First, open libraries needed and read data from archived csv file.
library(descr)
library(plyr)
library(ggplot2)
indata <- read.csv("StormData.csv.bz2", stringsAsFactor = FALSE)
Create new variable - HEALTHT - which summarize numbers od fatalities and injuries. I decided to use a coefficient 10 for injuries becouse it's roughly equal to ratio in means for two variables of interest.
indata$HEALTHT <- indata$FATALITIES * 10 + indata$INJURIES
The economical data is recorded as property damage and crops damage. Data recorded in two variables for each type where firs is a number and the second indicate unit - K, M, B. I recode all the data into millions and then create summary variable for economic damage.
indata$PROPMULT <- 0
indata$PROPMULT[indata$PROPDMGEXP == "K"] <- 0.001
indata$PROPMULT[indata$PROPDMGEXP == "K"] <- 0.001
indata$PROPMULT[indata$PROPDMGEXP == "m"] <- 1
indata$PROPMULT[indata$PROPDMGEXP == "M"] <- 1
indata$PROPMULT[indata$PROPDMGEXP == "b"] <- 1000
indata$PROPMULT[indata$PROPDMGEXP == "B"] <- 1000
indata$PROPDMGr <- indata$PROPDMG * indata$PROPMULT
indata$CROPMULT <- 0
indata$CROPMULT[indata$CROPDMGEXP == "k"] <- 0.001
indata$CROPMULT[indata$CROPDMGEXP == "K"] <- 0.001
indata$CROPMULT[indata$CROPDMGEXP == "m"] <- 1
indata$CROPMULT[indata$CROPDMGEXP == "M"] <- 1
indata$CROPMULT[indata$CROPDMGEXP == "b"] <- 1000
indata$CROPMULT[indata$CROPDMGEXP == "B"] <- 1000
indata$CROPDMGr <- indata$CROPDMG * indata$CROPMULT
indata$TOTDMGr.M <- indata$PROPDMGr + indata$CROPDMGr
Recode EVTYPE to a factor variable for further analysis and charting
indata$EVENTT <- as.factor(indata$EVTYPE)
The data file consists limited information on storms effect on public health - just number of fatalities and injuries. Let's have a look at these results along with the summary variable (Health Damage Index) calculated above.
summHtable <- ddply(indata, .(EVENTT), summarize, StormHD.I = sum(HEALTHT),
StormHD.F = sum(FATALITIES), StormHD.Inj = sum(INJURIES))
summHtable <- arrange(summHtable, desc(StormHD.I))
summHtable10 <- summHtable[1:10, ]
summHtable10
## EVENTT StormHD.I StormHD.F StormHD.Inj
## 1 TORNADO 147676 5633 91346
## 2 EXCESSIVE HEAT 25555 1903 6525
## 3 LIGHTNING 13390 816 5230
## 4 TSTM WIND 11997 504 6957
## 5 FLASH FLOOD 11557 978 1777
## 6 FLOOD 11489 470 6789
## 7 HEAT 11470 937 2100
## 8 RIP CURRENT 3912 368 232
## 9 HIGH WIND 3617 248 1137
## 10 WINTER STORM 3381 206 1321
mxlimits <- as.character(summHtable10$EVENTT)
ggplot(summHtable10, aes(x = EVENTT, y = StormHD.I)) + xlim(mxlimits) + geom_line(aes(group = 1),
colour = "#000099") + geom_point(size = 3, colour = "#CC0000") + ggtitle("Most harmful events with respect to population health") +
xlab("event") + ylab("Health Damage Index (10*FATALITIES+INJURIES)")
The most dangerous storm is TORNADO for all teh parameters measured - summary index, fatalities and injuries.
Run the same analysis for economical damage data.

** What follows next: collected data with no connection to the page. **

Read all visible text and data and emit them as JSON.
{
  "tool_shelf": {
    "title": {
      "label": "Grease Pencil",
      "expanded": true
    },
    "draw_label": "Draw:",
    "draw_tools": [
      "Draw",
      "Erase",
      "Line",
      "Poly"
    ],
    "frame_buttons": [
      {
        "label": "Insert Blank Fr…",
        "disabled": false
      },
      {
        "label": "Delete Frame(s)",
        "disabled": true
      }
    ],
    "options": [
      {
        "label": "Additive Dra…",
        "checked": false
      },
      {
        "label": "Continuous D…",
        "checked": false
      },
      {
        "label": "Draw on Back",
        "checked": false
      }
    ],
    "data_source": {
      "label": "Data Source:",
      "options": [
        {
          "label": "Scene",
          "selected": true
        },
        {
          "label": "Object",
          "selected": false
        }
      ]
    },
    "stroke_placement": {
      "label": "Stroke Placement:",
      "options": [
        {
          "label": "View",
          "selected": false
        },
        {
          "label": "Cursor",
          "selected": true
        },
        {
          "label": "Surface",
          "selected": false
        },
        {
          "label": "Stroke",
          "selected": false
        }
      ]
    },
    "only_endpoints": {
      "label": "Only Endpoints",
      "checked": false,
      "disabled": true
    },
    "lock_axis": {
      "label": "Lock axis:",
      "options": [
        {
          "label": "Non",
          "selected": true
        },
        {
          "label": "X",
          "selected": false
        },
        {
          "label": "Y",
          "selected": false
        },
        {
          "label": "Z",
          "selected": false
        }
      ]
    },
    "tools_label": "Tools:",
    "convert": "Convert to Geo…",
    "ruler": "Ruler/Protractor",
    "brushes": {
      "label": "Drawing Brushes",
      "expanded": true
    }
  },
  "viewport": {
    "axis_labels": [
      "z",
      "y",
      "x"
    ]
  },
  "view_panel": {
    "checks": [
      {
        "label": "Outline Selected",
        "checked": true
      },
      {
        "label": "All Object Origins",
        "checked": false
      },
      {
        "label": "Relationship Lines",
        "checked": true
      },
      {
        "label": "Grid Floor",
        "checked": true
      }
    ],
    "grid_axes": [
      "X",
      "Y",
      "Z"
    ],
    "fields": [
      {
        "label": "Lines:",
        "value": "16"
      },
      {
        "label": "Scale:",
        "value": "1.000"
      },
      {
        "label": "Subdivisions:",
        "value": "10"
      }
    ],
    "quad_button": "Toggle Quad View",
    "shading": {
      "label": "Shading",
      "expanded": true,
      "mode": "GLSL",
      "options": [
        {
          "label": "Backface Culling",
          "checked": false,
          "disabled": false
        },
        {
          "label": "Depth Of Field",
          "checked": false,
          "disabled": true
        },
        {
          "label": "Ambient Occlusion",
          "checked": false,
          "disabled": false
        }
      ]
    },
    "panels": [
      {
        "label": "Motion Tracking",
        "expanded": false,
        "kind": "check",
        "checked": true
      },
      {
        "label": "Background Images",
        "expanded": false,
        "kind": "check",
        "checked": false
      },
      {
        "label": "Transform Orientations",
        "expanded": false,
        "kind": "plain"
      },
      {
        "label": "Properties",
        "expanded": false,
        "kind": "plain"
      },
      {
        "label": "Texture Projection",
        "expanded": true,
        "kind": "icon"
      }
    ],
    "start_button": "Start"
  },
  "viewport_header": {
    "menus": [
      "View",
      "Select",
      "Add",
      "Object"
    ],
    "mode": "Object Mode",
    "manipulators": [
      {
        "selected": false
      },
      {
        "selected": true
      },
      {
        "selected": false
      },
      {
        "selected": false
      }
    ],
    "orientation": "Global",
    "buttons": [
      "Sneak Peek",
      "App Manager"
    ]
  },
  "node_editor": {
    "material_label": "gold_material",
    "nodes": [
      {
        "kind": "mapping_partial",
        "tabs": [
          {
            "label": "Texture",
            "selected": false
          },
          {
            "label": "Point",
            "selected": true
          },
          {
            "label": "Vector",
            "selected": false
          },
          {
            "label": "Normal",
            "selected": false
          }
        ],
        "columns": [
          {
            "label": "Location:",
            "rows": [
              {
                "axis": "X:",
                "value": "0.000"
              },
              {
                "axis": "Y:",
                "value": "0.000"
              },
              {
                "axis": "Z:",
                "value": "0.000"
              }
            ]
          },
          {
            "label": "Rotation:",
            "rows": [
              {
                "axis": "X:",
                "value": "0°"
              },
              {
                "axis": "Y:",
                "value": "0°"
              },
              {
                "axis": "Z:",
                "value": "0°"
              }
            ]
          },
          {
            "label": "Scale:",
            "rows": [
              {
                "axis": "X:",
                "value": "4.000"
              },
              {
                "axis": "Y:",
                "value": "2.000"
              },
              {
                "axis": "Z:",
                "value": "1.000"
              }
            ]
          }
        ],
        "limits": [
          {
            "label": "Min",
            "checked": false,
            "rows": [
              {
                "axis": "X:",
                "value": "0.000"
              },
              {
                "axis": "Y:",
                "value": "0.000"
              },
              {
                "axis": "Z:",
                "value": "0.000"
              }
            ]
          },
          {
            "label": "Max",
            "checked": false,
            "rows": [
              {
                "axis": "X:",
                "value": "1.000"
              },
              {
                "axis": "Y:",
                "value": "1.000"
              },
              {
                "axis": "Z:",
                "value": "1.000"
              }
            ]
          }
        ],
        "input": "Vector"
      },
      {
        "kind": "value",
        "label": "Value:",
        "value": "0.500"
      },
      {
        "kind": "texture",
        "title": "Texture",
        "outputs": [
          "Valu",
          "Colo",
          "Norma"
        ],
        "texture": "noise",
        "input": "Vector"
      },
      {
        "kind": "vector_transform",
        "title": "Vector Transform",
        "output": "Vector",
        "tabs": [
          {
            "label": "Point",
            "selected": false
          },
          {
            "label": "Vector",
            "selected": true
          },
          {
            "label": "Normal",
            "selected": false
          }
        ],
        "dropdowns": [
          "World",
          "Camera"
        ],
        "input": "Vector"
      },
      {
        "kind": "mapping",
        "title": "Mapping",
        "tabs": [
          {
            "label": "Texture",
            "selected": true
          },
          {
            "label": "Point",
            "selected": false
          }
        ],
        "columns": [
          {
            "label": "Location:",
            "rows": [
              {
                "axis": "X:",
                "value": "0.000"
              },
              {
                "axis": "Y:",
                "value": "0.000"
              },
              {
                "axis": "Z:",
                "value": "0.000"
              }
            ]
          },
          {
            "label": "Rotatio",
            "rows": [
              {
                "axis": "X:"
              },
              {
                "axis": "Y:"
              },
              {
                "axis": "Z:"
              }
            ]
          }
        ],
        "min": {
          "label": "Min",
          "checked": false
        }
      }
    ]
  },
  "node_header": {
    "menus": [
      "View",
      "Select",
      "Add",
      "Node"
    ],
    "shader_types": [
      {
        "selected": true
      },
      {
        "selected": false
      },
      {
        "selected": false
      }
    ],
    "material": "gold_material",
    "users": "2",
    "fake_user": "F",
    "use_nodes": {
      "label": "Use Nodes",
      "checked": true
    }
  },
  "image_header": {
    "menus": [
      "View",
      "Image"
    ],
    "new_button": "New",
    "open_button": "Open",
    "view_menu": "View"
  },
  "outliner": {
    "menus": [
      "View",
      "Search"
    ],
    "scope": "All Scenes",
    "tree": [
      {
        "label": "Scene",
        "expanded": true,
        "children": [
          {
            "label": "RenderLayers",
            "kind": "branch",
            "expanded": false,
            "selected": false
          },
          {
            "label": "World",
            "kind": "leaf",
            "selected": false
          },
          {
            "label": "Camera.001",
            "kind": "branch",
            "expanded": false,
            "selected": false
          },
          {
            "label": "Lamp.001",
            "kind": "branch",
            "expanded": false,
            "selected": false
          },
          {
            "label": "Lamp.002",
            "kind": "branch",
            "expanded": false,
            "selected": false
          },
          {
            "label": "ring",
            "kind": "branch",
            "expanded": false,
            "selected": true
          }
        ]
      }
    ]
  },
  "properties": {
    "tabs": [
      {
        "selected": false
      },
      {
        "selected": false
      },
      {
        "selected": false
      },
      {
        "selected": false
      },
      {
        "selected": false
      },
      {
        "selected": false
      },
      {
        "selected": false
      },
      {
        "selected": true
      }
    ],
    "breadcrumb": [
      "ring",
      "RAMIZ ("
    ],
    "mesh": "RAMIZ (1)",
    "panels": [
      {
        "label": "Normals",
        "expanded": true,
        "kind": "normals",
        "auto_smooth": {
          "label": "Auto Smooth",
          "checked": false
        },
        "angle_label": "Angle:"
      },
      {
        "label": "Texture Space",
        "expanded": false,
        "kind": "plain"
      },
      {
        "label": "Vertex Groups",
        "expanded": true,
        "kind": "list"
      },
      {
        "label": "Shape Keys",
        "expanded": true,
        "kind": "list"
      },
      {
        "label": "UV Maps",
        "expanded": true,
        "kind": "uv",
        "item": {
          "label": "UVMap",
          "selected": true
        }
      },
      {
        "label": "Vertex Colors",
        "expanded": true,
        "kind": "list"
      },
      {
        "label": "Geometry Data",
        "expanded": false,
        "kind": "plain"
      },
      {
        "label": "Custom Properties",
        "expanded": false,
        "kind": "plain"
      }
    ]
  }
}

summEtable <- ddply(indata, .(EVENTT), summarize, StormED.M = sum(TOTDMGr.M),
StormED.P.M = sum(PROPDMGr), StormED.C.M = sum(CROPDMGr))
summEtable <- arrange(summEtable, desc(StormED.M))
summEtable10 <- summEtable[1:10, ]
summEtable10
## EVENTT StormED.M StormED.P.M StormED.C.M
## 1 FLOOD 150320 144658 5661.968
## 2 HURRICANE/TYPHOON 71914 69306 2607.873
## 3 TORNADO 57352 56937 414.953
## 4 STORM SURGE 43324 43324 0.005
## 5 HAIL 18758 15732 3025.954
## 6 FLASH FLOOD 17562 16141 1421.317
## 7 DROUGHT 15019 1046 13972.566
## 8 HURRICANE 14610 11868 2741.910
## 9 RIVER FLOOD 10148 5119 5029.459
## 10 ICE STORM 8967 3945 5022.114
mxlimits <- as.character(summEtable10$EVENTT)
ggplot(summEtable10, aes(x = EVENTT, y = StormED.M)) + xlim(mxlimits) + geom_line(aes(group = 1),
colour = "#000099") + geom_point(size = 3, colour = "#CC0000") + ggtitle("Events with the greatest economic consequences") +
xlab("event") + ylab("Total Economical damage (M)")
The most economically damaging event is FLOOD, followed by group of three - HURRICANE/TYPHOON, TORNADO and STORM SURGE.
The most dangerous event is TORNADO, the most costly - FLOOD. Would be interestiong to run similar analysis on regions base.